At the lowest magnification level (50,000×), signs of reorganization of the nanostructured layers can be observed. Apparently, the nanoparticles appear more randomly oriented and with the tendency to form agglomerations. Therefore, regions where the host matrix becomes predominant are created. In these regions, partial discharge erosion can take place more easily leading to a reduction of the partial discharge endurance of the tapes.
These morphological changes could be addressed to the temperatures above 300°C which might have caused the stripping of the nanoparticle/host matrix bonding agent. Besides, the outer layer might have a differential thermal expansion coefficient compared with the central layer. At a microscopical level, the different expansions of the layers might have helped the distortion of the structure (the orientation of the clusters in the picture at 5000× seems to change from horizontal to skewed after aging).
Polyimide tapes have excellent properties that make them ideal choice to manufacture the turn insulation of form wound machines (both low-voltage hairpin machines used, e.g., in traction electrification and medium-voltage machines). Indeed, the final insulation class of the insulation system could be lower than that of the polyimide tapes, as it will be difficult (or extremely costly) to find a whole set of materials (enamels, slot liners, phase separators, wedges, sleeving, varnish or resin, conductive armor tape, stress control tapes) able to achieve the same thermal performance of the turn insulating. The results reported here confirm the capability of PI tapes to withstand extreme temperatures for long times.

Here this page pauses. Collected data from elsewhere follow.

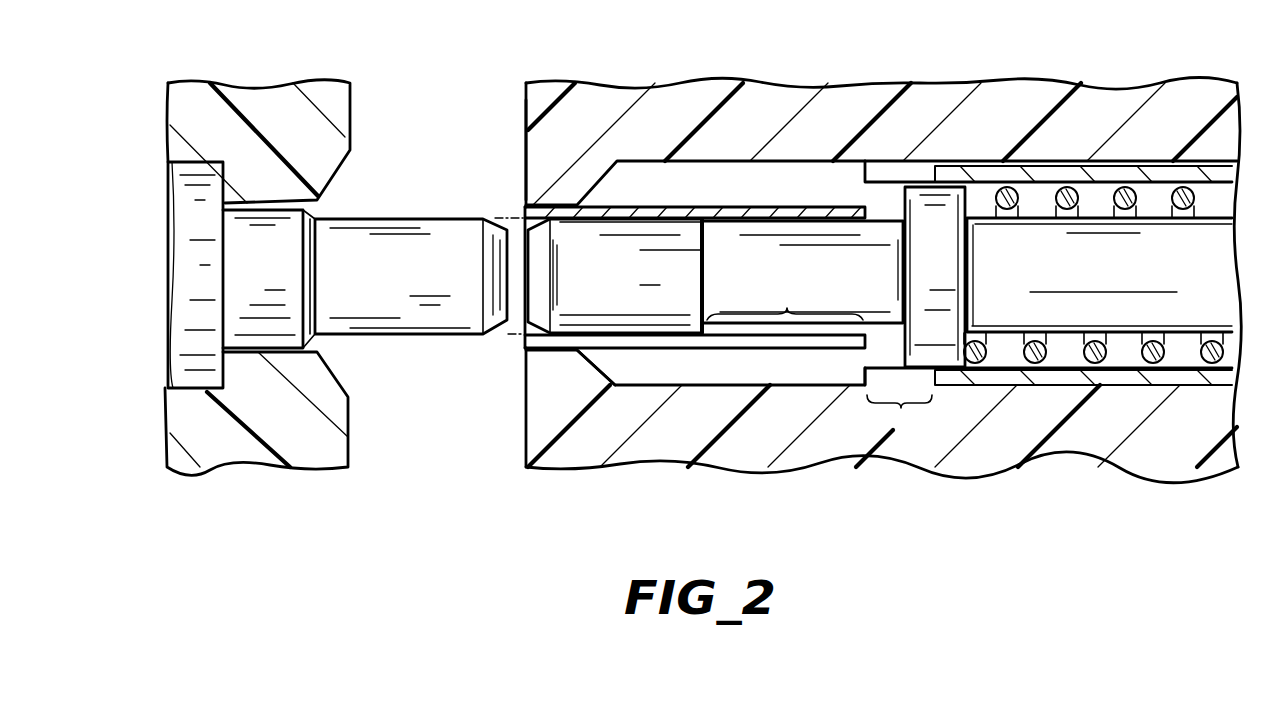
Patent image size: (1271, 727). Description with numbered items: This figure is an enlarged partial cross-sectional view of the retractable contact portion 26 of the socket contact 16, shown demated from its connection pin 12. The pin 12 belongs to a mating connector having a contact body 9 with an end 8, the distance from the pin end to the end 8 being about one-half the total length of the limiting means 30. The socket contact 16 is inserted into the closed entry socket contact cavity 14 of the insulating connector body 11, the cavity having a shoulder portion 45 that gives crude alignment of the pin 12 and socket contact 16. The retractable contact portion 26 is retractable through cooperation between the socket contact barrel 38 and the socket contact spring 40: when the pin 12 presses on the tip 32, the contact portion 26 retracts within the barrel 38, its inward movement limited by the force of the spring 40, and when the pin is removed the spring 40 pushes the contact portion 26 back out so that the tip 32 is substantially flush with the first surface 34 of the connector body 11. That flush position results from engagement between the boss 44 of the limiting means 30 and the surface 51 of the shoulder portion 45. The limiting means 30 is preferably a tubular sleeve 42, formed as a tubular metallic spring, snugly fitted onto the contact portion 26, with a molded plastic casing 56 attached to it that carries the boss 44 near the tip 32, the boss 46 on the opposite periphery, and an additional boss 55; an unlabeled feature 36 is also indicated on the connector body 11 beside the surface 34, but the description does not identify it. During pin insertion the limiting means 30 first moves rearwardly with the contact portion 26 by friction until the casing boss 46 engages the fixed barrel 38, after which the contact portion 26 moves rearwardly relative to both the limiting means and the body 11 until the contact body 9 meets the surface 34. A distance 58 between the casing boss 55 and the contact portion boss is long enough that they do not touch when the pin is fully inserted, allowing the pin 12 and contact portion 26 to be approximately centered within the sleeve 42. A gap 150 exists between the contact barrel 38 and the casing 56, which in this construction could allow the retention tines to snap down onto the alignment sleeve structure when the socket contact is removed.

The end of contact body 8 is at (353, 417).
The contact body 9 is at (272, 415).
The connector body 11 is at (960, 430).
The connection pin 12 is at (397, 262).
The socket contact cavity 14 is at (722, 392).
The socket contact 16 is at (999, 262).
The retractable contact portion 26 is at (580, 287).
The limiting means 30 is at (702, 192).
The tip 32 is at (525, 290).
The first surface 34 is at (524, 112).
The housing end face 36 is at (527, 173).
The socket contact barrel 38 is at (1125, 172).
The socket contact spring 40 is at (1157, 378).
The tubular sleeve 42 is at (816, 342).
The boss 44 is at (617, 190).
The shoulder portion 45 is at (563, 368).
The boss 46 is at (875, 215).
The surface 51 is at (610, 368).
The additional boss 55 is at (895, 182).
The molded plastic casing 56 is at (795, 188).
The distance 58 is at (785, 302).
The gap 150 is at (898, 399).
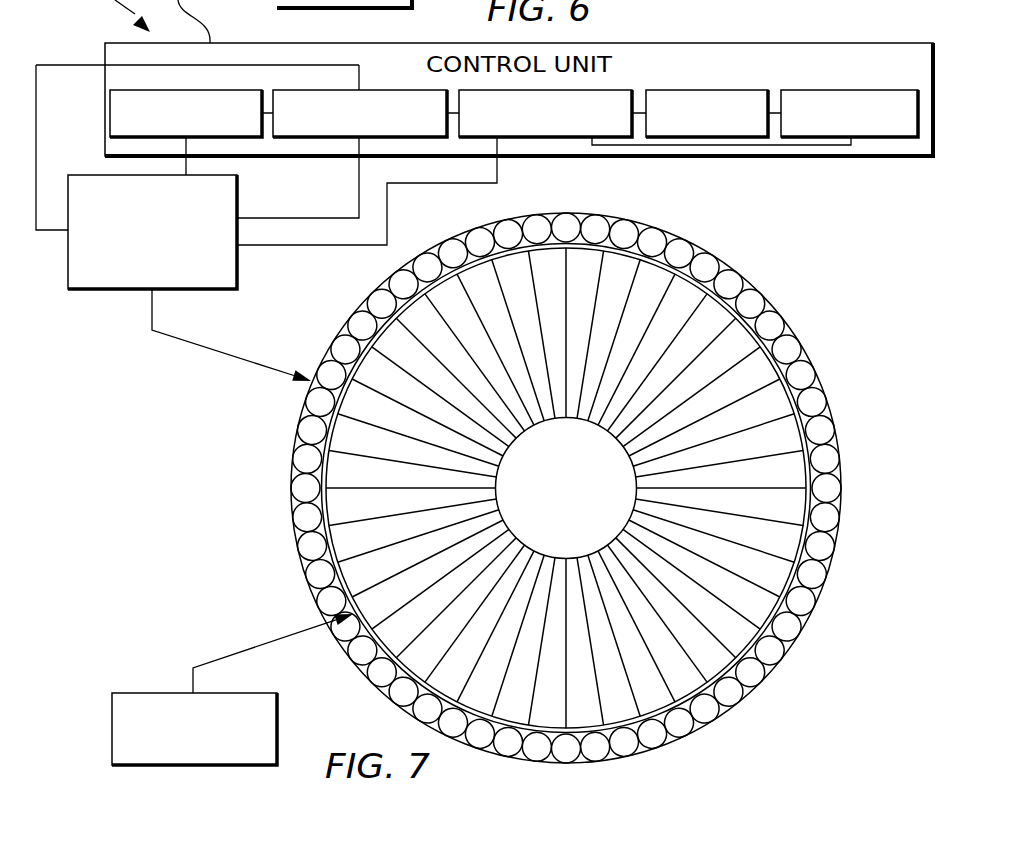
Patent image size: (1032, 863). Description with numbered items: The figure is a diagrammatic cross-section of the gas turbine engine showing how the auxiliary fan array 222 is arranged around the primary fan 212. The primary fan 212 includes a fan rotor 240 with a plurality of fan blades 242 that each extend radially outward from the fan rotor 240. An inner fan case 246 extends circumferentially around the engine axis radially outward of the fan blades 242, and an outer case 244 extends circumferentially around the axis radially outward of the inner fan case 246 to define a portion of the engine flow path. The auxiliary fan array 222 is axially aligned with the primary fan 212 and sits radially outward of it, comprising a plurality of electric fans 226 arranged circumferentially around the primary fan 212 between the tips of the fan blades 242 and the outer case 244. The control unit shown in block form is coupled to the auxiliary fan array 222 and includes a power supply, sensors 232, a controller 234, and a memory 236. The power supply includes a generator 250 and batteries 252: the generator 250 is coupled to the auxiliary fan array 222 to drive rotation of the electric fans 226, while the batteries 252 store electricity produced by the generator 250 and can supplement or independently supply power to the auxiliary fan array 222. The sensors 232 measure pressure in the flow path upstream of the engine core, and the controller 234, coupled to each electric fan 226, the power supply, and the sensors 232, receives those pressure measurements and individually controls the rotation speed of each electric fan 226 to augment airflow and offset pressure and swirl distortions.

The primary fan 212 is at (112, 730).
The auxiliary fan array 222 is at (103, 290).
The electric fan 226 is at (273, 476).
The sensors 232 is at (851, 90).
The controller 234 is at (612, 90).
The memory 236 is at (703, 90).
The fan rotor 240 is at (585, 496).
The fan blades 242 is at (328, 550).
The outer case 244 is at (270, 524).
The inner fan case 246 is at (330, 602).
The generator 250 is at (397, 90).
The batteries 252 is at (198, 90).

Exposing PI to temperatures above 300°C, moreover, has a positive effect as the acid and amine groups formed by hydrolysis reconnect, restoring the polymeric chains. Indeed, hydrolyzed PI displays a higher relative permittivity than the pristine tapes (4 versus 3.5 at 50 Hz), leading to a reduction of the partial discharge inception voltage (90%). A possible negative effect observed after thermal aging at 270°C is a general increase of the relative permittivity that would also lead to a reduction of PDIV, although more moderate than that induced by hydrolysis.

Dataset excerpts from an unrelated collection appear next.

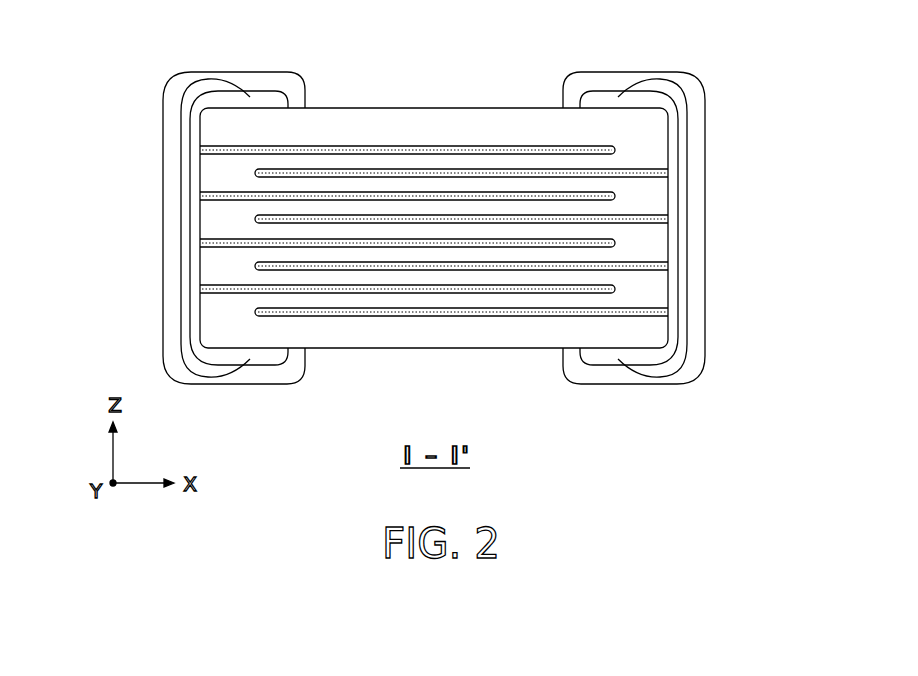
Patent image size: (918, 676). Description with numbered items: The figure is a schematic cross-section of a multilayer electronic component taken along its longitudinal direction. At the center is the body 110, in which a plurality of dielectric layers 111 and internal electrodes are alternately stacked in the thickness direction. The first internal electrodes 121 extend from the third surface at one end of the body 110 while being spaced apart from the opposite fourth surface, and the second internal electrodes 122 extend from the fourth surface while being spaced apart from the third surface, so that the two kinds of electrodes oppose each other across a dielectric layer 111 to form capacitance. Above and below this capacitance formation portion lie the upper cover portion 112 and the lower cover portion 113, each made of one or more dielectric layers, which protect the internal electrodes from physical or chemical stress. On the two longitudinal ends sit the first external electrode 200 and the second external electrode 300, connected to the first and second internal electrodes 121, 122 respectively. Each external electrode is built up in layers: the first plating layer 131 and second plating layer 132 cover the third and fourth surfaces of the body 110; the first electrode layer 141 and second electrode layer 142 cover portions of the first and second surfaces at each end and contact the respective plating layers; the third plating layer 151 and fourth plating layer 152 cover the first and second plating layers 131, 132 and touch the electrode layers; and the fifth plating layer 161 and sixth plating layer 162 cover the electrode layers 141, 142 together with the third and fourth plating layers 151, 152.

The body 110 is at (380, 107).
The dielectric layer 111 is at (332, 183).
The upper cover portion 112 is at (437, 122).
The lower cover portion 113 is at (440, 340).
The first internal electrode 121 is at (493, 147).
The second internal electrode 122 is at (542, 169).
The first plating layer 131 is at (196, 230).
The second plating layer 132 is at (675, 228).
The first electrode layer 141 is at (170, 98).
The second electrode layer 142 is at (703, 105).
The third plating layer 151 is at (184, 192).
The fourth plating layer 152 is at (685, 190).
The fifth plating layer 161 is at (168, 141).
The sixth plating layer 162 is at (700, 140).
The first external electrode 200 is at (87, 365).
The second external electrode 300 is at (785, 348).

The electrical endurance tests highlight the excellent capability of PI corona-resistant (CR) materials to withstand partial discharge bombardment. The apparent short times (from 80 min at the beginning of the test to 40 min after the three stages of aging) should be weighed against the large electrical stress used for the tests (7 kV/100 μm = 140 kV/mm within the PI), a stress level hardly experienced in electrical machinery. Thermal aging seems to have a limited impact on the electrical endurance unless the PI is exposed to temperatures above 300°C for long times. By inspecting pristine and aged tapes using the scanning electron microscope, the electrical endurance of the CR PI tapes was explained by a three-layer structure of the tapes: a central layer of PI serves the purpose of conferring flexibility to the tapes, and two nanostructured outer layers ensure resistance to partial discharge bombardment. Aging at 300°C seems to have an impact on the morphology of the nanostructured layers, leading to a substantial (50%) reduction of the electrical endurance of the tapes.